Дядя Саша разговаривал с преподобным Кириллом как с живым, спрашивал благословения на все дела, задавал вопросы и, видимо, получал прямые ответы. Говорил, что иногда сам Преподобный указывает ему, когда нужно встретить и пригласить к себе кого-то из приехавших впервые в Кириллов. По нескольку раз в день подходил он к мощам Преподобного, крестился, кланялся. Перед трапезой и чаепитием всегда читал тропарь Преподобному.
Много лет приезжал к дяде Саше художник-реставратор, поступивший потом в духовную семинарию. Старец очень хотел, чтобы мы познакомились, и сокрушался, что мы никак не можем приехать к нему одновременно. Говорил, что этот художник будет монахом, настоящим, духовным. Действительно, он стал монахом, и мы с ним встретились уже после кончины дяди Саши в этих же благословенных местах, только уже в Ферапонтовом монастыре.

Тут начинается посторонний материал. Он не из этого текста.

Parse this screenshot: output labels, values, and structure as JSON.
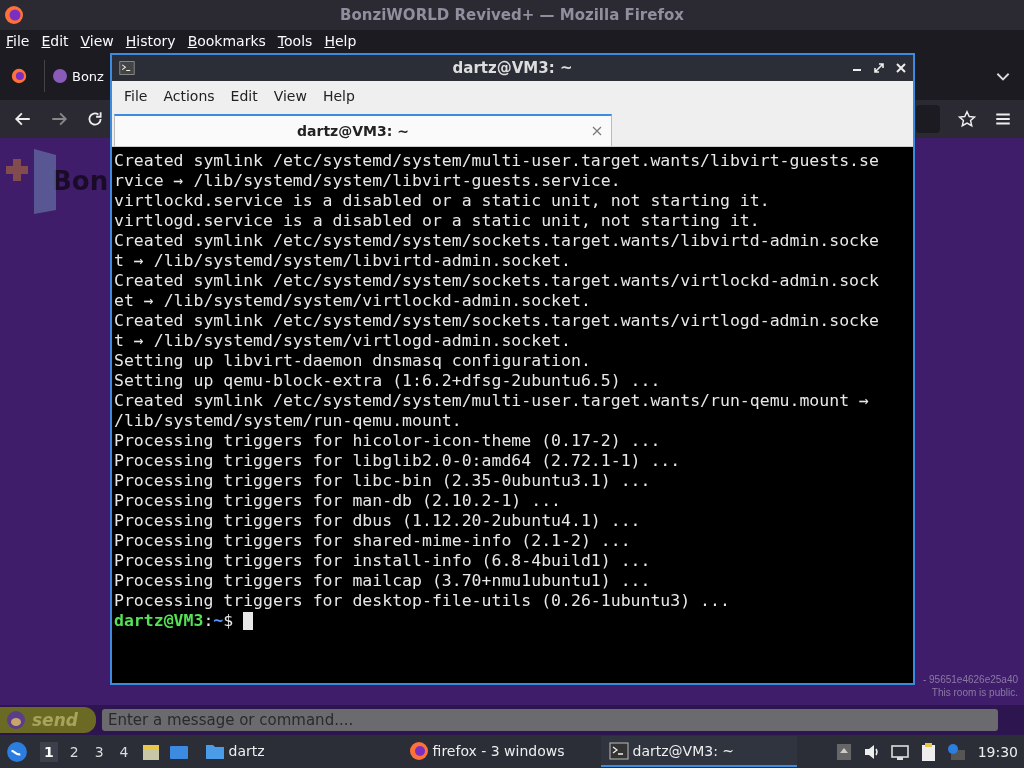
{
  "browser": {
    "title": "BonziWORLD Revived+ — Mozilla Firefox",
    "menu": [
      "File",
      "Edit",
      "View",
      "History",
      "Bookmarks",
      "Tools",
      "Help"
    ],
    "tab_label": "Bonz"
  },
  "page": {
    "logo_text": "Bon",
    "room_id": "- 95651e4626e25a40",
    "room_note": "This room is public.",
    "send_label": "send",
    "message_placeholder": "Enter a message or command...."
  },
  "terminal": {
    "title": "dartz@VM3: ~",
    "menu": [
      "File",
      "Actions",
      "Edit",
      "View",
      "Help"
    ],
    "tabs": [
      {
        "label": "dartz@VM3: ~",
        "selected": true
      }
    ],
    "lines": [
      "Created symlink /etc/systemd/system/multi-user.target.wants/libvirt-guests.se",
      "rvice → /lib/systemd/system/libvirt-guests.service.",
      "virtlockd.service is a disabled or a static unit, not starting it.",
      "virtlogd.service is a disabled or a static unit, not starting it.",
      "Created symlink /etc/systemd/system/sockets.target.wants/libvirtd-admin.socke",
      "t → /lib/systemd/system/libvirtd-admin.socket.",
      "Created symlink /etc/systemd/system/sockets.target.wants/virtlockd-admin.sock",
      "et → /lib/systemd/system/virtlockd-admin.socket.",
      "Created symlink /etc/systemd/system/sockets.target.wants/virtlogd-admin.socke",
      "t → /lib/systemd/system/virtlogd-admin.socket.",
      "Setting up libvirt-daemon dnsmasq configuration.",
      "Setting up qemu-block-extra (1:6.2+dfsg-2ubuntu6.5) ...",
      "Created symlink /etc/systemd/system/multi-user.target.wants/run-qemu.mount →",
      "/lib/systemd/system/run-qemu.mount.",
      "Processing triggers for hicolor-icon-theme (0.17-2) ...",
      "Processing triggers for libglib2.0-0:amd64 (2.72.1-1) ...",
      "Processing triggers for libc-bin (2.35-0ubuntu3.1) ...",
      "Processing triggers for man-db (2.10.2-1) ...",
      "Processing triggers for dbus (1.12.20-2ubuntu4.1) ...",
      "Processing triggers for shared-mime-info (2.1-2) ...",
      "Processing triggers for install-info (6.8-4build1) ...",
      "Processing triggers for mailcap (3.70+nmu1ubuntu1) ...",
      "Processing triggers for desktop-file-utils (0.26-1ubuntu3) ..."
    ],
    "prompt": {
      "user": "dartz@VM3",
      "sep": ":",
      "path": "~",
      "symbol": "$"
    }
  },
  "taskbar": {
    "workspaces": [
      {
        "label": "1",
        "selected": true
      },
      {
        "label": "2",
        "selected": false
      },
      {
        "label": "3",
        "selected": false
      },
      {
        "label": "4",
        "selected": false
      }
    ],
    "tasks": [
      {
        "kind": "folder",
        "label": "dartz",
        "selected": false
      },
      {
        "kind": "firefox",
        "label": "firefox - 3 windows",
        "selected": false
      },
      {
        "kind": "terminal",
        "label": "dartz@VM3: ~",
        "selected": true
      }
    ],
    "clock": "19:30"
  }
}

Заходил к дяде Саше один молодой человек, который увлекался всевозможными учениями Востока, эзотерикой и т.п. В голове у него был настоящий «винегрет» из разных учений, и хотя тянулся он к Богу, никак не мог начать ходить в храм, молиться. Однажды я стал свидетелем того, как дядя Саша вразумлял его. Сидели мы за столом, пили чай. Дядя Саша сам наливает ему кружку, подает сухари:
– Ешь!
Тот съел несколько сухариков и говорит:
– Больше не могу, наелся.
– А я говорю тебе – ешь!
Доел он сухари и взмолился:
– Больше не могу!
– Ешь, тебе говорю,– довольно сурово сказал дядя Саша и заставил его съесть еще одну тарелку с сухарями. Потом снова достал порцию сухарей и насыпал в ту же тарелку. После этого сказал строго:
– Так и живешь, сколько можно пихать в себя!
Дядя Саша признавался: «Говорить откровенно – великая радость. Многие приезжают, но ведь не с каждым можно говорить обо всем, что на сердце, что открывает Господь. Как больно – видишь неразумие, неверие, а сказать нельзя – не поймут, окаменело сердце, все устремления к ублажению плоти своей. Хочется, чтобы Господь вразумил, привел к покаянию, а сказать им ничего нельзя. Вздохнешь только да Господу помолишься: «Приведи кого-нибудь из них к покаянию, Отче Святый!». Как жалко людей. Сколько их приезжает сюда, в святое место, но ничего не видят и не чувствуют. Когда едет кто-то из духовных, всегда выхожу на бережок и встречаю. Поговорю, а то и на чай приглашу. Всё ведь зависит от сердца: «Чадо, дай Мне сердце твое». И оно отзывается – Господь стучит, а человек не хочет, не дает благодати войти. Сколько лет здесь живу, а ведь почти нет духовных, все больше приезжают посмотреть. Вон сегодня праздник – великий праздник. Преподобный Кирилл – покровитель всего нашего края, а как его почитают? – Сколько пьяных вокруг озера валяется, оттого и сейчас так много молодых ребят умирает. Господь за плохую жизнь сокращает годы, а за хорошую прибавляет. Вот и живут старики – болеют; скорби терпят,– а живут, потому что Господу на земле нужны».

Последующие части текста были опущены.